Das unbekannte Meisterwerk
17 Jun - 25 Jul 2015
Kerstin Brätsch | Michaela Eichwald | Debo Eilers | Gelatin | Julia Haller | Rachel Harrison | Michael Krebber | Albert Oehlen | Sigmar Polke | Christian Rosa | Gedi Sibony | Josh Smith | Amelie von Wulffen | Franz West | Heimo Zobernig
17 June - 25 July 2015
At the end of the eighties, a group of artist-friends began questioning the localization of art. Did the basis of art lie in the personality of the artist, or in the bohemian society around them, in the theoretical concept, or even in the artistic object itself? To friends Günther Förg, Martin Kippenberger, Albert Oehlen, and Heimo Zobernig it became clear that in the future, concept and context would acquire a previously unknown significance. "In the future we will no longer make, only think" (Kippenberger).
Yet these artists continued to place a certain faithfulness at the forefront of their practice, and so remained bound to the classical medium of painting. A decisive aspect of their discourse was the 1831 novel The Unknown Masterpiece by Honoré de Balzac.
In this well-known novel, an academic artist, a young genius, and a skeptical old master of painting search for the truth of art. It is about the great painters' struggle for their own expression, as the young Nicolas Poussin, through the salon painter Porbus, meets the cranky old master Frenhofer, who has brooded for ages in his hermitage over a portrait of the legendary courtesan Catherine Lescaut. Poussin "lends" Frenhofer his beloved Gillette in order that Frenhofer might finish the painting. But when the master finally presents his legendary work, Poussin and Porbus see "nothing but colors concentrated in wild confusion and held together by an abundance of bizarre lines." A mess. Only in one corner of the painting do they discover the tip of a bare foot, white and pure, "like the torso of some Venus" - a lonely fragment, the physical remains of an artistic odyssey. As in all parts of Balzac's Human Comedy, the characters in The Unknown Masterpiece are less individuals than types representing a social role or an art-theoretical position.
As Georges Didi-Huberman shows in The Embodied Painting, 2002, the story remains of continuing importance for the profession of the painting. Not only because Frenhofer, the painter invented by Balzac, practically characterizes the entire history of modernity, but because The Unknown Masterpiece persistently points out the fact that the ultimate reason for painting lies beyond the practice of painting itself. In this sense, the further course of the story represents a continual postponement of this ultimate reason, in so far as to how it should be realized. The protagonists seek the perfection of painting as an act of deciding. This process of bringing about an artistic decision amounts in essence to the constitution of the painter as subject. As long as the subject remains divided (Frenhofer’s critical-theoretical skepticism), the act of bringing about the heroic pictorial decision - the decisive brush stroke - will elude him.
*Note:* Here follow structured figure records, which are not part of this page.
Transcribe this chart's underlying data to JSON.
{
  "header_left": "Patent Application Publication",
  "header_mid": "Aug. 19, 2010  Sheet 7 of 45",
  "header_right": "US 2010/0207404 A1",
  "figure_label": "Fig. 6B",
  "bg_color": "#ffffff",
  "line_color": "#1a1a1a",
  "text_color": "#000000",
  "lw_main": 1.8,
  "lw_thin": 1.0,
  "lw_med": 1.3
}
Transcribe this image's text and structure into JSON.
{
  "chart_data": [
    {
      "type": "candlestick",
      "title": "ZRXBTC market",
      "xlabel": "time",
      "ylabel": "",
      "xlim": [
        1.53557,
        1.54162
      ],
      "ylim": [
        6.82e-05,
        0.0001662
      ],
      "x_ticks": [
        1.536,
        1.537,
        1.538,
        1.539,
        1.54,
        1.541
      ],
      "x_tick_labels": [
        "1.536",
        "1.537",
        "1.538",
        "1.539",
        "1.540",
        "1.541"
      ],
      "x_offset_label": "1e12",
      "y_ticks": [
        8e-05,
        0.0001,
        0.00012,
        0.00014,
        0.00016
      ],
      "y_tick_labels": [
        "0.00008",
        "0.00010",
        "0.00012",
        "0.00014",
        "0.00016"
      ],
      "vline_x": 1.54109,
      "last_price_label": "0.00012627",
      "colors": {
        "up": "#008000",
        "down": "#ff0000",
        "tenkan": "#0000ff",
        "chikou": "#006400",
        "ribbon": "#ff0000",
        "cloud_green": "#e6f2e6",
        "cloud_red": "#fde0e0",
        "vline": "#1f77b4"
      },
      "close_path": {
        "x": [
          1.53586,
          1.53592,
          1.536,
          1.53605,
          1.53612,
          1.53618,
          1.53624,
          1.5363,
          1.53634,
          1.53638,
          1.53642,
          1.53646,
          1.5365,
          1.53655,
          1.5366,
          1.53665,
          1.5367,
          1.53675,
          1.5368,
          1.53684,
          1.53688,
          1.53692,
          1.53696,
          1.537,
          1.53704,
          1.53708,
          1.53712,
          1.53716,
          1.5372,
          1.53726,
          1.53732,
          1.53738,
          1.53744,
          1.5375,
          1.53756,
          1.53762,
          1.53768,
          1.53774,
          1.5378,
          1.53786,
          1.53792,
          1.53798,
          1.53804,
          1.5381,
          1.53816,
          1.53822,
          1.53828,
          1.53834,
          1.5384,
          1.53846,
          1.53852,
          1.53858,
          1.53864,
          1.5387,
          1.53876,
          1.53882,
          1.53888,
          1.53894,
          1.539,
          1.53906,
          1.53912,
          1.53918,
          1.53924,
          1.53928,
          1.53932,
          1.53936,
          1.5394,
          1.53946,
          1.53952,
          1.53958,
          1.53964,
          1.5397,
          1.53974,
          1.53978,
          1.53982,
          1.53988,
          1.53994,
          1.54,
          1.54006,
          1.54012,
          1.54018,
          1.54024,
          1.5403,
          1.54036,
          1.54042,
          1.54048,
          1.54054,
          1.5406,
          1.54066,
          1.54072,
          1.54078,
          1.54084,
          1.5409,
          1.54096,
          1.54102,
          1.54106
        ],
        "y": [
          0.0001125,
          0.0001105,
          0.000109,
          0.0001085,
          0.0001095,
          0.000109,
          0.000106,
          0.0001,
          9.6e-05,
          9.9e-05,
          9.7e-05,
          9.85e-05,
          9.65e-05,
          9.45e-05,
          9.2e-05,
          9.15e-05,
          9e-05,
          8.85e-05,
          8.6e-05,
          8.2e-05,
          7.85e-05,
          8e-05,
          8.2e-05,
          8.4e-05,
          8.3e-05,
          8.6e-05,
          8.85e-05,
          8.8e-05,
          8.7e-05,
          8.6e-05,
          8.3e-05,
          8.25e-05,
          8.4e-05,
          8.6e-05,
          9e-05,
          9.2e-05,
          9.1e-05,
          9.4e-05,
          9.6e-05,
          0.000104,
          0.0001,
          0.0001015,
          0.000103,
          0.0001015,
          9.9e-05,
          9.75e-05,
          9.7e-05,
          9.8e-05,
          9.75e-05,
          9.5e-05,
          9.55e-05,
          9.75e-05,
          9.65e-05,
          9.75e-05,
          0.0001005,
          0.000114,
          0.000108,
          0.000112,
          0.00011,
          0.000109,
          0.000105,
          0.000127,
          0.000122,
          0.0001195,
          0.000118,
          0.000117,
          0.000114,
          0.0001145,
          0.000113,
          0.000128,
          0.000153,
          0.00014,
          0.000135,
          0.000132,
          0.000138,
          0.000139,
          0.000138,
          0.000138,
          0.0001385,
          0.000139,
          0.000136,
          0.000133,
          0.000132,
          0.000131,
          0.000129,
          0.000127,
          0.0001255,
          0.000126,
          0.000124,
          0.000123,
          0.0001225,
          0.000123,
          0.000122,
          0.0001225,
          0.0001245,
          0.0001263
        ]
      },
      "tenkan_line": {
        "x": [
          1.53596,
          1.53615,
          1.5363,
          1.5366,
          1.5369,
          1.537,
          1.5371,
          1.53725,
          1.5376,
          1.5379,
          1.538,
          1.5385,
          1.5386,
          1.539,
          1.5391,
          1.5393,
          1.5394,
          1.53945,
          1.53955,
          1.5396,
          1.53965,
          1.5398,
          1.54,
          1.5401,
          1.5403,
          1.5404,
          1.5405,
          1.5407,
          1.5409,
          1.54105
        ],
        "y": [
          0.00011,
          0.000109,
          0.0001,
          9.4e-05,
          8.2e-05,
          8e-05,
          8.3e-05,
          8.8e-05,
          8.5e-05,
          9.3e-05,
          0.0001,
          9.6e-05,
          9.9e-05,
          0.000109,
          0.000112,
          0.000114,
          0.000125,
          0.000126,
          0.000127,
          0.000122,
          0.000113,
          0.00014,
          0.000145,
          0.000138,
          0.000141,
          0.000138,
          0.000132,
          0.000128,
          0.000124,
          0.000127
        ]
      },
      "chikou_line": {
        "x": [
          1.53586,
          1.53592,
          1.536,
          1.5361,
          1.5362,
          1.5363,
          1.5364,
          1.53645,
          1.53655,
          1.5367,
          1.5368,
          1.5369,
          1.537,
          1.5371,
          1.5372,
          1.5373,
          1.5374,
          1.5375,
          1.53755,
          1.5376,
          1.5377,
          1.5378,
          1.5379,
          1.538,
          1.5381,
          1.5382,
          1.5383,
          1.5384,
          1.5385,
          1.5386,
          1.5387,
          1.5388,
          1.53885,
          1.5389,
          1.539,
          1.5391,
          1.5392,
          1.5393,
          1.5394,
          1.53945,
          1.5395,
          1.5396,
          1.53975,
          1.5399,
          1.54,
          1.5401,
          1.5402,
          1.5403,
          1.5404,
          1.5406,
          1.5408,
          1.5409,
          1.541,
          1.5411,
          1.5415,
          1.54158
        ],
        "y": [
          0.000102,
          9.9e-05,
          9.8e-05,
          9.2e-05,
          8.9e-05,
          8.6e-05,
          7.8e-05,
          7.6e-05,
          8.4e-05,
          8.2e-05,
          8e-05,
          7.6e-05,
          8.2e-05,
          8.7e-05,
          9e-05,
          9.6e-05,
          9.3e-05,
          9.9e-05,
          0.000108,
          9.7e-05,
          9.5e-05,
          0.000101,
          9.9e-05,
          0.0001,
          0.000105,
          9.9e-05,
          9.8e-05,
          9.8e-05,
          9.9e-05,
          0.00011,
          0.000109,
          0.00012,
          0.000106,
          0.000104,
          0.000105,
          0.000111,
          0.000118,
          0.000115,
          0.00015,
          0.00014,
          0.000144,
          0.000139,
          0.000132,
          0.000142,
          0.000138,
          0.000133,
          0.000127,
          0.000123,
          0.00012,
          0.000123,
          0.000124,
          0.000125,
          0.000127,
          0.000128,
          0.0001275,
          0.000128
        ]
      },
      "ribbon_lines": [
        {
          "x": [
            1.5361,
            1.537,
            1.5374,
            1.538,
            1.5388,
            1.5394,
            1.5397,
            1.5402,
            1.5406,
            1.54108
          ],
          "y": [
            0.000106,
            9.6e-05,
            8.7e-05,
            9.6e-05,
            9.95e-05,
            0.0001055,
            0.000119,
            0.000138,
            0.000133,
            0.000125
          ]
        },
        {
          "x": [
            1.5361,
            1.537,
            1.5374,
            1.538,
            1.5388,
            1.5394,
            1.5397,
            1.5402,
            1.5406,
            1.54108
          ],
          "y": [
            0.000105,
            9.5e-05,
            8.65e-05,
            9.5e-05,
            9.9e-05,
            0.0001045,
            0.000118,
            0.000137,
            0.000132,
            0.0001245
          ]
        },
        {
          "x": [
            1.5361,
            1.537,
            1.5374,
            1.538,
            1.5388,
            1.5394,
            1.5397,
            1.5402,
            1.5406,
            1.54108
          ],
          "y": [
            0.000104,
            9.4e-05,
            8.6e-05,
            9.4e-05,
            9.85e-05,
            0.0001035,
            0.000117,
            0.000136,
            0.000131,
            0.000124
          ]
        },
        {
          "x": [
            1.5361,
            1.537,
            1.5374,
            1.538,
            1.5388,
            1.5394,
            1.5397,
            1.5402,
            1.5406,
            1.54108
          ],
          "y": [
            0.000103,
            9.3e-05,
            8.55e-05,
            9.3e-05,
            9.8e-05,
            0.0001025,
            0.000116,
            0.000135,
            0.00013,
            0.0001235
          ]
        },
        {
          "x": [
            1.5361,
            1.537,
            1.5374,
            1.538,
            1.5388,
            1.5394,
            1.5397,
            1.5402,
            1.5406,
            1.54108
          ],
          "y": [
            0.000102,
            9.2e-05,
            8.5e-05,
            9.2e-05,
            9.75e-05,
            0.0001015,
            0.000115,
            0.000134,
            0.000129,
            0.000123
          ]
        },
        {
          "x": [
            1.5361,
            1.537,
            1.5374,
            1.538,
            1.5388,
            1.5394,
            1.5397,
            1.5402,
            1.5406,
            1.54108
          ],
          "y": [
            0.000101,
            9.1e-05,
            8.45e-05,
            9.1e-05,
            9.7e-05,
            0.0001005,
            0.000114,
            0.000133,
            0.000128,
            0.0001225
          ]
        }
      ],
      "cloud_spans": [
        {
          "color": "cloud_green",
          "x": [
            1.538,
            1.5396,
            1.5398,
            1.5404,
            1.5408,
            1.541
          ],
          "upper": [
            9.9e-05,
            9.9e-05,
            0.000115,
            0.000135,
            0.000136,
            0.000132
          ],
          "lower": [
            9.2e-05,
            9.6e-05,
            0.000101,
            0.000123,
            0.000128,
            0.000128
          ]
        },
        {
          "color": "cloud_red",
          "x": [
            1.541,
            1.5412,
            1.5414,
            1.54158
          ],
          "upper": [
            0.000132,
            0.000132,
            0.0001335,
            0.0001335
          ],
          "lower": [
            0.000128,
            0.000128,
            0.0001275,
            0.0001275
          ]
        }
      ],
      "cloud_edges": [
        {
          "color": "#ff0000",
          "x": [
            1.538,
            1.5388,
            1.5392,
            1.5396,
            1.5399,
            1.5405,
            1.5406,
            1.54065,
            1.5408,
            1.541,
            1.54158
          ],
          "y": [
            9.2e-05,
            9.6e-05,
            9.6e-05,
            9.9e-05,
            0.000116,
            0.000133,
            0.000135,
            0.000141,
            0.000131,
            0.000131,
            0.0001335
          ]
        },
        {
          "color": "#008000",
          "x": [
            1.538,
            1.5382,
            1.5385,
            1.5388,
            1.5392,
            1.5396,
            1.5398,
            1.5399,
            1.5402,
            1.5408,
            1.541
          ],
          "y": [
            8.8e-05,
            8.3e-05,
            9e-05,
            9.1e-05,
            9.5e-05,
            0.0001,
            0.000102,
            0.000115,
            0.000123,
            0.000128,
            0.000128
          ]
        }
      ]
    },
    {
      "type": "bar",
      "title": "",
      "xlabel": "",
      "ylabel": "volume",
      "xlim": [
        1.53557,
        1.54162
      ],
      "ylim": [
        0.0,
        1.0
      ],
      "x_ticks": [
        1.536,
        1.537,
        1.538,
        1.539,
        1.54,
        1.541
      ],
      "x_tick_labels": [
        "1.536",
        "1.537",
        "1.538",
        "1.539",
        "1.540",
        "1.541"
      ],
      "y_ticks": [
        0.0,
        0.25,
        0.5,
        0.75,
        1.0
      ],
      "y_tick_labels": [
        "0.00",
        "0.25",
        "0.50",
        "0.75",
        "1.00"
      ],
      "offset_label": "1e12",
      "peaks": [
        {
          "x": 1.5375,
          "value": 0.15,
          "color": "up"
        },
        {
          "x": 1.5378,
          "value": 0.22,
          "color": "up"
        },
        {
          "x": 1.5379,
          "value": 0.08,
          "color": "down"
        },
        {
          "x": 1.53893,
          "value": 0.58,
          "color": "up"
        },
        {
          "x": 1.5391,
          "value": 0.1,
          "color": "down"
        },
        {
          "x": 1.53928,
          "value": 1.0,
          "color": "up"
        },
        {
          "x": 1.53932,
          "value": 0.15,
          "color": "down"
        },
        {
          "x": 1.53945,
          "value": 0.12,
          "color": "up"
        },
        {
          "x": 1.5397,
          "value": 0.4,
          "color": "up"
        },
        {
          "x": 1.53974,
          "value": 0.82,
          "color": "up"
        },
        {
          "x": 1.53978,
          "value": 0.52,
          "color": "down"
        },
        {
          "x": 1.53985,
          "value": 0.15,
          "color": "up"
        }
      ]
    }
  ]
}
But the story also addresses the relativization of representation, the mimetic. Above all, however, it speaks to the imperative of the in-between, the suspension of the figurative problem of the enveloping surface - the incarnate. The meshwork of physical surface and depth, the dialectic between appearance and disappearance, front and back, which are justified in the active, oscillating coloration itself. The painting would therefore already exist in the interplay of surface and depth alone. It is a hyperphysics of layers and vibrations. The physical appearance, but also the thoughts, act through this. The painting (canvas, fabric), therefore, no more represents a surface than do the color, the skin, or the "foliate" principle of the visible, which Balzac suggests here. Painting either mocks us, in light of a surface that is not a surface, or we kill it. Some of this is reflected in Frenhofer's dilemma itself: between ontological mockery and self-sacrifice.